A new framework for accurate measurement.
What’s the solution? The industry needs to redefine the framework for delivering data accuracy measurement.
For this to work it requires three components: a) qualified seed data; b) a scalable and dense training set; and c) data science with the validation component.
Let's look at each. Qualified seed is the most accurate, unambiguous and verified data set possible. Usually, highly paid survey companies obtain it by gathering about 10,000-15,000 online responses (sometimes also called a truth set). In the previous example that would be people who will travel next week.
The training set requires vastness and a dense data marketplace.
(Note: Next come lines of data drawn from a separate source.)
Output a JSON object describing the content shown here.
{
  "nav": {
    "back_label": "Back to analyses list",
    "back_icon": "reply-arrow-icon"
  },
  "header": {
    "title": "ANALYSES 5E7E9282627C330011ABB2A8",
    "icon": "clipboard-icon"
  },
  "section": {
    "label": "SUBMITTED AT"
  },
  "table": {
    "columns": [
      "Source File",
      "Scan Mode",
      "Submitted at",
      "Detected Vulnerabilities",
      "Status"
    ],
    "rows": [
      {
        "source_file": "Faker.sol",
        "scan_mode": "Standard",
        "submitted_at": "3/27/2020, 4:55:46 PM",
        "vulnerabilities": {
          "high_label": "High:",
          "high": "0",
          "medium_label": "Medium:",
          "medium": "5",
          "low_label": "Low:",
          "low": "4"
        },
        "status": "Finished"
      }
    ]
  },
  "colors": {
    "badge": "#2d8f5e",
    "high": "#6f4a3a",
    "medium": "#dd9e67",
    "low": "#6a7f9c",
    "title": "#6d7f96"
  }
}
Having 4 billion global IDs (cookies, TV, mobile device, IoT IDs etc) isn't enough if you have shallow data attributes. Depth at scale is paramount.
You need a robust set of variables plus a large amount of data to build strong data models.
Machine Learning, Artificial Intelligence, Lookalike (ML/AL/LAL) are all used to build bespoke data models with on-target benchmarks as an input. The most important part is validation of the expanded/scaled audience, which is typically done by the panel, first-party deterministic data, or a combination of both.
With the latter, we would pose the same question (“Are you travelling next week?”) to the larger group. With statistical significance (think number of responses versus the total number), you can derive an on-target percentage as an output. This yields better efficacy reduces waste and makes for a happy client.
As an industry, are we ready to shift and start transacting on accuracy as a new currency of 2019?
It all starts with you.
Ask for upfront data accuracy measurement disclosures across the entire data supply chain. It is a data revolution. And it’s one that’s been a long time coming.
Evgeny Popov is vice president, data solutions, Lotame APAC.